I would like to conclude by returning to the "Cities on the Move" exhibition. The last version was held in Steven Holl’s Kiasma, in Helsinki from December 1999 to January 2000. It was designed by Japanese architect Shigeru Ban, who also designed the Japanese pavilion at this year's Expo in Hanover, together with Frei Otto. Shigeru Ban again took on this notion of the exhibition not being about the city but in fact being a performative space; an exhibition on the city not as representational but as a performative space. He created a kind of performative platform in the middle of Kiasma using the material that he always uses – paper tubing. He then invented manifold possibilities as to how to divide the space by applying paper tubing in the most diverse ways, having it transparent but also having it opaque. Particularly interesting is the fact that it was through exhibition design that Shigeru Ban initially invented the way of using these paper tubes. He developed an exhibition about Alvar Aalto in the 1980s. Due to a lack of funding and lack of material, he just recycled paper tubes and then little by little realised that the paper tube can actually also be processed for use as emergency shelter outdoors. He has now developed a whole series of paper tube building templates, which became famous following the earthquake in Kobe. They are used whenever there is a need for emergency shelter, because they have proved to be very economical and can be built locally. Shigero Ban wrote: "It leads us back to the notion of chaos but also to the notion of permanence and impermanence which is so important in relation to the Asian City."
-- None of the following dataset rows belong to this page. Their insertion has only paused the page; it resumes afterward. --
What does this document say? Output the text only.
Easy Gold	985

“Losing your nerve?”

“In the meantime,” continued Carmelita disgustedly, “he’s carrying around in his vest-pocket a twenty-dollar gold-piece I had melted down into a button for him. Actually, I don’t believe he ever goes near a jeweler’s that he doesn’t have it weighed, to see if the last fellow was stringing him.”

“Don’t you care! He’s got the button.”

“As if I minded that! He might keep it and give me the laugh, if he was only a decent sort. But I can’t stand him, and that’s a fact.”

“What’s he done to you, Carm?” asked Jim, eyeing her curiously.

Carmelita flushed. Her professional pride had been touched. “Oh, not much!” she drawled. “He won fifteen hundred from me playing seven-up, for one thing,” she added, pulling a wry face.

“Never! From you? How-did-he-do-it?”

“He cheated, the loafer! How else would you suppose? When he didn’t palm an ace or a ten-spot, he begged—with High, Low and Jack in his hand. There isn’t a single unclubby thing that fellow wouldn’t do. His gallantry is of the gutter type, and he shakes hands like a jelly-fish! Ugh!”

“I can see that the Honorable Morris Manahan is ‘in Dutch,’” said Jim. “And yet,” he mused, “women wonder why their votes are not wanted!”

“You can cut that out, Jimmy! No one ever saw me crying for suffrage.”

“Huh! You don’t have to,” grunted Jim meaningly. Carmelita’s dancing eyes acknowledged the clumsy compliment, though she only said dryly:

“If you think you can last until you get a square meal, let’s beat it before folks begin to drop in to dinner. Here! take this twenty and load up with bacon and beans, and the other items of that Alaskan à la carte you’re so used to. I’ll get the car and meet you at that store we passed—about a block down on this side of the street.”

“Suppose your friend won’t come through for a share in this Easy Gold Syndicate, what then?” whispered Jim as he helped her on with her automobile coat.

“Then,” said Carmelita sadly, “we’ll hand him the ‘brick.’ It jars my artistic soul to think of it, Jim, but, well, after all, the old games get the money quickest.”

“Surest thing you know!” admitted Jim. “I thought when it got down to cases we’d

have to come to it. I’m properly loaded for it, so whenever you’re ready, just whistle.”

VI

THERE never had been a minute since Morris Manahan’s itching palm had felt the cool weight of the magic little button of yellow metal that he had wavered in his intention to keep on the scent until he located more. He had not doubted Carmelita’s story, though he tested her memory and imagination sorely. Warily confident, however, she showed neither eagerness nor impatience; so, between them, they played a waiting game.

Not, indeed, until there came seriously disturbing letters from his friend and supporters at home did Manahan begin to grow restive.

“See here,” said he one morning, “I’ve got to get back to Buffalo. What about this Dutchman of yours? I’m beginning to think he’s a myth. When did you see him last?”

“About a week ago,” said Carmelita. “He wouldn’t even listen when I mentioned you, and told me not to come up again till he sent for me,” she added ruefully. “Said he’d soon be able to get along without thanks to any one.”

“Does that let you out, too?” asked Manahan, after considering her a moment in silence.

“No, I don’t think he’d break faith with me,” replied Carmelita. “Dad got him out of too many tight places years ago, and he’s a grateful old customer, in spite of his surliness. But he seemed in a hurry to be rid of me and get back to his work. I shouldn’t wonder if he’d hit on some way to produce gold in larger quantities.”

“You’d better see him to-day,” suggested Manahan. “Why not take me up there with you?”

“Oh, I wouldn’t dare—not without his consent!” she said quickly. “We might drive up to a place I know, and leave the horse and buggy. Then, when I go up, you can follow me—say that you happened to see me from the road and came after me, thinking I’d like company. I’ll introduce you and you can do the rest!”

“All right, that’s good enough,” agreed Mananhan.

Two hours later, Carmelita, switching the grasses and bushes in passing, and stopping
A last citation to conclude this lecture with: "We didn't have any dominant opinion", Shigero Ban says, "in Asian countries about how to design a city. That's why all Asian cities look like chaos. I always try to see the context, I always try to simplify the context. The context is very complex. Out in the midst of nature or in an urban situation. The situation is complex but I always try to simplify the context as much as possible."